July 16, 2010

Call for Recommended Reading

by James Bennett

Ok fellow scholars of Religion in the American West (RAWers?), here’s our chance to help shape the way that people understand our budding field of study. Quincy and I, as co-chairs of the AAR Religion in the American West Seminar, recently received this call. Rather than shouldering the burden of representing the field ourselves, we’d like to get your feedback on what titles we should submit:

Religious Studies News Online asks each Program Unit Chair to recommend two to five books which you consider influential, pivotal, seminal, or otherwise important publications in your field — publications that someone within the broad field of religion and theology might be interested in, even if the topic is outside of their area of specialization or concentration.

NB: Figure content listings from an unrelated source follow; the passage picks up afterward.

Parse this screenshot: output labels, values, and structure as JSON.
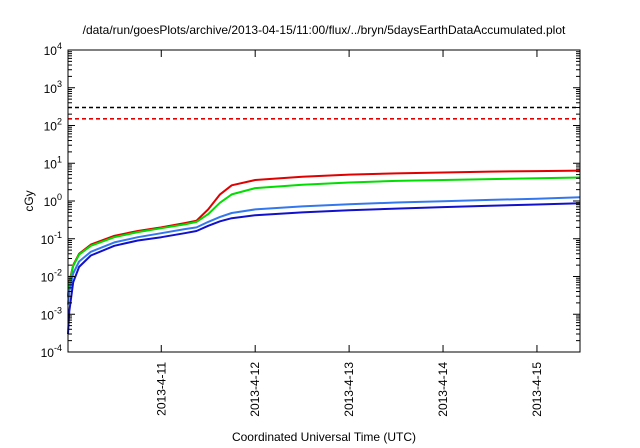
{
  "chart_data": {
    "type": "line",
    "title": "/data/run/goesPlots/archive/2013-04-15/11:00/flux/../bryn/5daysEarthDataAccumulated.plot",
    "xlabel": "Coordinated Universal Time (UTC)",
    "ylabel": "cGy",
    "y_scale": "log",
    "ylim": [
      0.0001,
      10000
    ],
    "xlim": [
      "2013-04-10 00:10",
      "2013-04-15 11:00"
    ],
    "x_tick_labels": [
      "2013-4-11",
      "2013-4-12",
      "2013-4-13",
      "2013-4-14",
      "2013-4-15"
    ],
    "x_tick_dates": [
      "2013-04-11",
      "2013-04-12",
      "2013-04-13",
      "2013-04-14",
      "2013-04-15"
    ],
    "y_ticks": [
      {
        "base": "10",
        "exp": "-4",
        "value": 0.0001
      },
      {
        "base": "10",
        "exp": "-3",
        "value": 0.001
      },
      {
        "base": "10",
        "exp": "-2",
        "value": 0.01
      },
      {
        "base": "10",
        "exp": "-1",
        "value": 0.1
      },
      {
        "base": "10",
        "exp": "0",
        "value": 1
      },
      {
        "base": "10",
        "exp": "1",
        "value": 10
      },
      {
        "base": "10",
        "exp": "2",
        "value": 100
      },
      {
        "base": "10",
        "exp": "3",
        "value": 1000
      },
      {
        "base": "10",
        "exp": "4",
        "value": 10000
      }
    ],
    "grid": false,
    "legend": "none",
    "reference_lines": [
      {
        "y": 300,
        "color": "#000000",
        "style": "dashed"
      },
      {
        "y": 150,
        "color": "#e00000",
        "style": "dashed"
      }
    ],
    "series": [
      {
        "color": "#e00000",
        "x": [
          "2013-04-10 00:10",
          "2013-04-10 00:30",
          "2013-04-10 01:30",
          "2013-04-10 03:00",
          "2013-04-10 06:00",
          "2013-04-10 12:00",
          "2013-04-10 18:00",
          "2013-04-11 00:00",
          "2013-04-11 06:00",
          "2013-04-11 09:00",
          "2013-04-11 12:00",
          "2013-04-11 15:00",
          "2013-04-11 18:00",
          "2013-04-12 00:00",
          "2013-04-12 12:00",
          "2013-04-13 00:00",
          "2013-04-13 12:00",
          "2013-04-14 00:00",
          "2013-04-14 12:00",
          "2013-04-15 00:00",
          "2013-04-15 11:00"
        ],
        "y": [
          0.003,
          0.007,
          0.02,
          0.04,
          0.07,
          0.12,
          0.16,
          0.2,
          0.26,
          0.3,
          0.6,
          1.5,
          2.6,
          3.6,
          4.4,
          5.0,
          5.4,
          5.7,
          6.0,
          6.2,
          6.4
        ]
      },
      {
        "color": "#00dd00",
        "x": [
          "2013-04-10 00:10",
          "2013-04-10 00:30",
          "2013-04-10 01:30",
          "2013-04-10 03:00",
          "2013-04-10 06:00",
          "2013-04-10 12:00",
          "2013-04-10 18:00",
          "2013-04-11 00:00",
          "2013-04-11 06:00",
          "2013-04-11 09:00",
          "2013-04-11 12:00",
          "2013-04-11 15:00",
          "2013-04-11 18:00",
          "2013-04-12 00:00",
          "2013-04-12 12:00",
          "2013-04-13 00:00",
          "2013-04-13 12:00",
          "2013-04-14 00:00",
          "2013-04-14 12:00",
          "2013-04-15 00:00",
          "2013-04-15 11:00"
        ],
        "y": [
          0.0028,
          0.0065,
          0.019,
          0.038,
          0.065,
          0.11,
          0.15,
          0.19,
          0.24,
          0.28,
          0.45,
          0.9,
          1.5,
          2.2,
          2.7,
          3.1,
          3.4,
          3.6,
          3.8,
          4.0,
          4.2
        ]
      },
      {
        "color": "#3377ee",
        "x": [
          "2013-04-10 00:10",
          "2013-04-10 00:30",
          "2013-04-10 01:30",
          "2013-04-10 03:00",
          "2013-04-10 06:00",
          "2013-04-10 12:00",
          "2013-04-10 18:00",
          "2013-04-11 00:00",
          "2013-04-11 06:00",
          "2013-04-11 09:00",
          "2013-04-11 12:00",
          "2013-04-11 15:00",
          "2013-04-11 18:00",
          "2013-04-12 00:00",
          "2013-04-12 12:00",
          "2013-04-13 00:00",
          "2013-04-13 12:00",
          "2013-04-14 00:00",
          "2013-04-14 12:00",
          "2013-04-15 00:00",
          "2013-04-15 11:00"
        ],
        "y": [
          0.0018,
          0.004,
          0.012,
          0.025,
          0.045,
          0.08,
          0.11,
          0.14,
          0.18,
          0.2,
          0.28,
          0.38,
          0.48,
          0.6,
          0.72,
          0.82,
          0.91,
          0.99,
          1.07,
          1.15,
          1.25
        ]
      },
      {
        "color": "#1111cc",
        "x": [
          "2013-04-10 00:10",
          "2013-04-10 00:30",
          "2013-04-10 01:30",
          "2013-04-10 03:00",
          "2013-04-10 06:00",
          "2013-04-10 12:00",
          "2013-04-10 18:00",
          "2013-04-11 00:00",
          "2013-04-11 06:00",
          "2013-04-11 09:00",
          "2013-04-11 12:00",
          "2013-04-11 15:00",
          "2013-04-11 18:00",
          "2013-04-12 00:00",
          "2013-04-12 12:00",
          "2013-04-13 00:00",
          "2013-04-13 12:00",
          "2013-04-14 00:00",
          "2013-04-14 12:00",
          "2013-04-15 00:00",
          "2013-04-15 11:00"
        ],
        "y": [
          0.0003,
          0.0012,
          0.007,
          0.018,
          0.036,
          0.065,
          0.09,
          0.11,
          0.14,
          0.16,
          0.22,
          0.29,
          0.35,
          0.42,
          0.5,
          0.57,
          0.63,
          0.69,
          0.75,
          0.81,
          0.87
        ]
      }
    ]
  }
}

This information will be included in a recommended list of reading under each Program Unit in a new section in the online Religious Studies News website.
So what should it be? What titles would you characterize as influential, pivotal, seminal, or otherwise important publications for the study of religion in the American West?
We look forward to your responses.

6 comments:

Joshua Paddison said...

I would nominate, in particular, Amy DeRogatis's Moral Geography: Maps, Missionaries, and the American Frontier and Laurie F. Maffly-Kipp's Religion and Society in Frontier California.

Hunter M. Hampton said...

I recommend Ferenc Szasz's "Protestant Clergy in the Great Plains and Mountain West, 1865-1915"

Brandi Denison said...

I second the nomination for _Religion and Society in Frontier California_. I would also suggest Peggy Pascoe's _Relations of Rescue: The Search for Female Moral Authority in the American West, 1874-1939_.

Tisa Wenger said...

This is a tough list to compile, since so few books explicitly theorize religion in the US west. I'd focus on those that help us think in new ways about region/place. Along with those already mentioned, Jared Farmer's _On Zion's Mount_ would be a good choice.

Brett Hendrickson said...

La Llorona's Children by Luis Leon is pretty good--provides some theoretical frameworks. I also like the chapters about John Muir and the
West in Albanese's Nature Religion in America.

Joshua Paddison said...

Let me add one more: Gregory Smoak's Ghost Dances and Identity: Prophetic Religion and American Indian Ethnogenesis in the Nineteenth Century.